No entanto, achei necessário me aprofundar no assunto porque aquestão não estava de forma alguma sujeita a exame e decisão sobre o caso Gaziel.  Isso foi discutido e decidido de acordo com a lei israelense.  A lei contratual ali era a lei belga, mas não parece que nenhuma das partes nesse caso a tenha estabelecido ou discutido sobre sua aplicabilidade e importância.  Assim, o caso Lagziel reflete a posição atual da lei israelense em relação à interpretação de cláusulas de jurisdição estrangeira.  E, ainda assim, nenhum rebite foi estabelecido em nosso direito sobre a relevância do direito contratual estrangeiro para o processo interpretativo das cláusulas de jurisdição, e a relação entre ele e o direito do fórum israelense.  Parece que ainda há planos a serem feitos nesse nível, e a questão pode ser desenvolvida em litígios futuros.

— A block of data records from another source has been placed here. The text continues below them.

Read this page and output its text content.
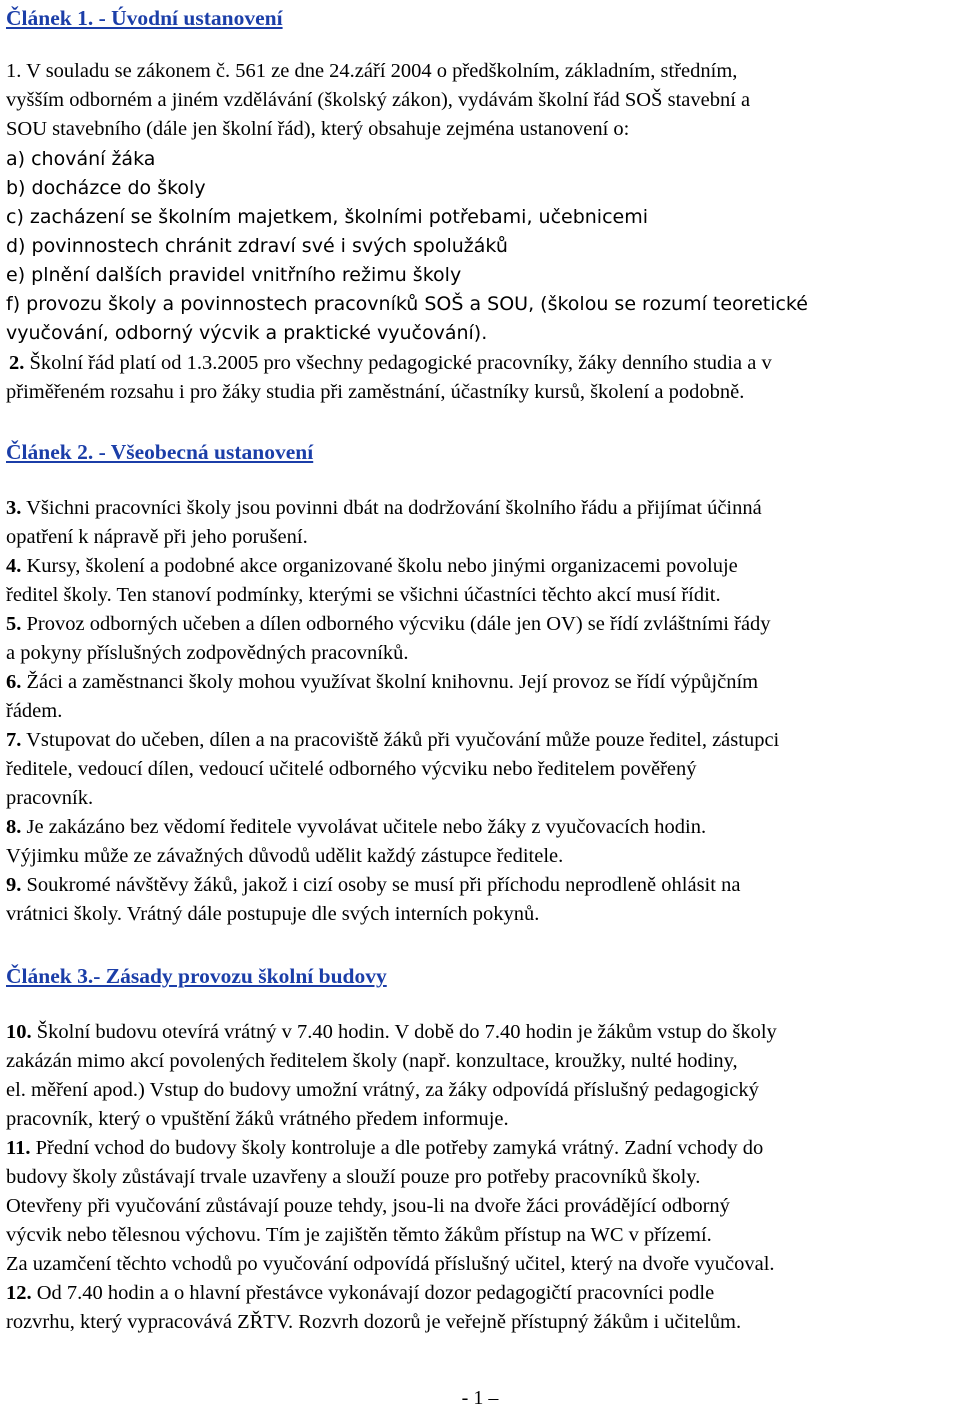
Článek 1. - Úvodní ustanovení
1. V souladu se zákonem č. 561 ze dne 24.září 2004 o předškolním, základním, středním,
vyšším odborném a jiném vzdělávání (školský zákon), vydávám školní řád SOŠ stavební a
SOU stavebního (dále jen školní řád), který obsahuje zejména ustanovení o:
a) chování žáka
b) docházce do školy
c) zacházení se školním majetkem, školními potřebami, učebnicemi
d) povinnostech chránit zdraví své i svých spolužáků
e) plnění dalších pravidel vnitřního režimu školy
f) provozu školy a povinnostech pracovníků SOŠ a SOU, (školou se rozumí teoretické
vyučování, odborný výcvik a praktické vyučování).
2. Školní řád platí od 1.3.2005 pro všechny pedagogické pracovníky, žáky denního studia a v
přiměřeném rozsahu i pro žáky studia při zaměstnání, účastníky kursů, školení a podobně.
Článek 2. - Všeobecná ustanovení
3. Všichni pracovníci školy jsou povinni dbát na dodržování školního řádu a přijímat účinná
opatření k nápravě při jeho porušení.
4. Kursy, školení a podobné akce organizované školu nebo jinými organizacemi povoluje
ředitel školy. Ten stanoví podmínky, kterými se všichni účastníci těchto akcí musí řídit.
5. Provoz odborných učeben a dílen odborného výcviku (dále jen OV) se řídí zvláštními řády
a pokyny příslušných zodpovědných pracovníků.
6. Žáci a zaměstnanci školy mohou využívat školní knihovnu. Její provoz se řídí výpůjčním
řádem.
7. Vstupovat do učeben, dílen a na pracoviště žáků při vyučování může pouze ředitel, zástupci
ředitele, vedoucí dílen, vedoucí učitelé odborného výcviku nebo ředitelem pověřený
pracovník.
8. Je zakázáno bez vědomí ředitele vyvolávat učitele nebo žáky z vyučovacích hodin.
Výjimku může ze závažných důvodů udělit každý zástupce ředitele.
9. Soukromé návštěvy žáků, jakož i cizí osoby se musí při příchodu neprodleně ohlásit na
vrátnici školy. Vrátný dále postupuje dle svých interních pokynů.
Článek 3.- Zásady provozu školní budovy
10. Školní budovu otevírá vrátný v 7.40 hodin. V době do 7.40 hodin je žákům vstup do školy
zakázán mimo akcí povolených ředitelem školy (např. konzultace, kroužky, nulté hodiny,
el. měření apod.) Vstup do budovy umožní vrátný, za žáky odpovídá příslušný pedagogický
pracovník, který o vpuštění žáků vrátného předem informuje.
11. Přední vchod do budovy školy kontroluje a dle potřeby zamyká vrátný. Zadní vchody do
budovy školy zůstávají trvale uzavřeny a slouží pouze pro potřeby pracovníků školy.
Otevřeny při vyučování zůstávají pouze tehdy, jsou-li na dvoře žáci provádějící odborný
výcvik nebo tělesnou výchovu. Tím je zajištěn těmto žákům přístup na WC v přízemí.
Za uzamčení těchto vchodů po vyučování odpovídá příslušný učitel, který na dvoře vyučoval.
12. Od 7.40 hodin a o hlavní přestávce vykonávají dozor pedagogičtí pracovníci podle
rozvrhu, který vypracovává ZŘTV. Rozvrh dozorů je veřejně přístupný žákům i učitelům.
- 1 –
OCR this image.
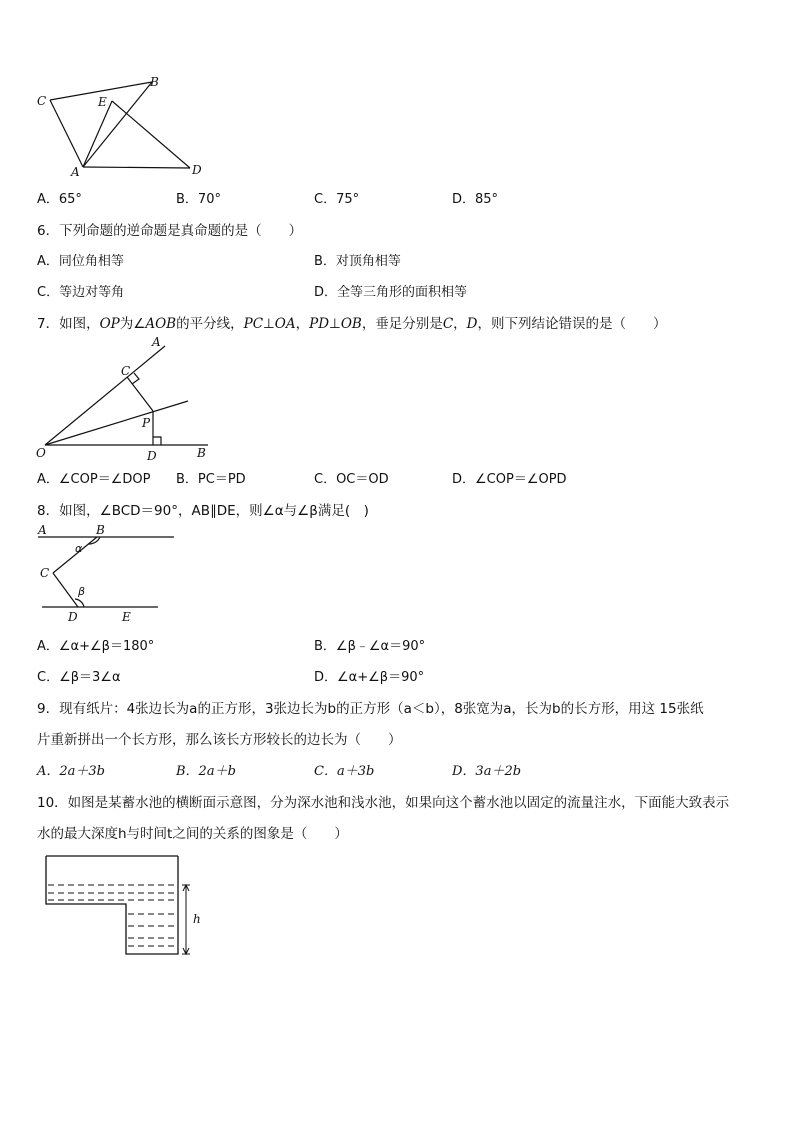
C
B
E
A	D
A．65°	B．70°	C．75°	D．85°
6．下列命题的逆命题是真命题的是（　　）
A．同位角相等	B．对顶角相等
C．等边对等角	D．全等三角形的面积相等
7．如图，OP为∠AOB的平分线，PC⊥OA，PD⊥OB，垂足分别是C，D，则下列结论错误的是（　　）
A
C
P
O	D	B
A．∠COP＝∠DOP B．PC＝PD	C．OC＝OD	D．∠COP＝∠OPD
8．如图，∠BCD＝90°，AB∥DE，则∠α与∠β满足(　)
A	B
α
C
β
D	E
A．∠α+∠β＝180°	B．∠β﹣∠α＝90°
C．∠β＝3∠α	D．∠α+∠β＝90°
9．现有纸片：4张边长为a的正方形，3张边长为b的正方形（a＜b），8张宽为a，长为b的长方形，用这 15张纸
片重新拼出一个长方形，那么该长方形较长的边长为（　　）
A．2a＋3b	B．2a＋b	C．a＋3b	D．3a＋2b
10．如图是某蓄水池的横断面示意图，分为深水池和浅水池，如果向这个蓄水池以固定的流量注水，下面能大致表示
水的最大深度h与时间t之间的关系的图象是（　　）
h
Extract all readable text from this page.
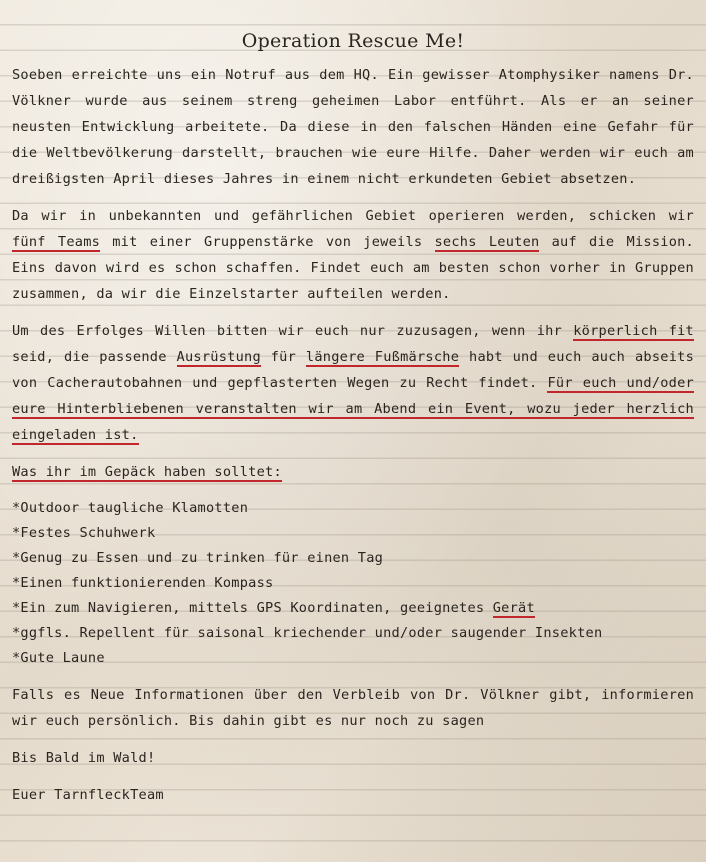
Operation Rescue Me!

Soeben erreichte uns ein Notruf aus dem HQ. Ein gewisser Atomphysiker namens Dr. Völkner wurde aus seinem streng geheimen Labor entführt. Als er an seiner neusten Entwicklung arbeitete. Da diese in den falschen Händen eine Gefahr für die Weltbevölkerung darstellt, brauchen wie eure Hilfe. Daher werden wir euch am dreißigsten April dieses Jahres in einem nicht erkundeten Gebiet absetzen.

Da wir in unbekannten und gefährlichen Gebiet operieren werden, schicken wir fünf Teams mit einer Gruppenstärke von jeweils sechs Leuten auf die Mission. Eins davon wird es schon schaffen. Findet euch am besten schon vorher in Gruppen zusammen, da wir die Einzelstarter aufteilen werden.

Um des Erfolges Willen bitten wir euch nur zuzusagen, wenn ihr körperlich fit seid, die passende Ausrüstung für längere Fußmärsche habt und euch auch abseits von Cacherautobahnen und gepflasterten Wegen zu Recht findet. Für euch und/oder eure Hinterbliebenen veranstalten wir am Abend ein Event, wozu jeder herzlich eingeladen ist.

Was ihr im Gepäck haben solltet:

*Outdoor taugliche Klamotten
*Festes Schuhwerk
*Genug zu Essen und zu trinken für einen Tag
*Einen funktionierenden Kompass
*Ein zum Navigieren, mittels GPS Koordinaten, geeignetes Gerät
*ggfls. Repellent für saisonal kriechender und/oder saugender Insekten
*Gute Laune

Falls es Neue Informationen über den Verbleib von Dr. Völkner gibt, informieren wir euch persönlich. Bis dahin gibt es nur noch zu sagen

Bis Bald im Wald!

Euer TarnfleckTeam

  1. Vamos passar a aplicar todas essas questões à condição em disputa No processo diante de mim.

As partes não basearam a lei inglesa e suas implicações na interpretação da estipulação em questão

  1. As partes, como vimos, discordam sobre a questão de saber se a estipulação em disputa é única ou paralela. O próprio contrato estipula que a lei inglesa se aplicará a ele, e que será interpretada de acordo com a lei inglesa.  Mas qual é a posição do direito inglês sobre o assunto?

"Como é bem sabido, 'a lei da lei estrangeira é, para fins de precedentes de prova, a lei de um fato que exige prova' [...].  Uma parte que deseja se basear em uma lei estrangeira deve provar isso por meio de uma testemunha especializada que depoimento sobre o conteúdo e a interpretação dessa lei estrangeira" (Civil Appeal 7884/15 Reitman v.  Jiangsu Overseas Group Co.  Ltd.  (publicado nos bancos de dados [Nevo]; 2017; no parágrafo 31 da opinião do Honorável Justice Danziger).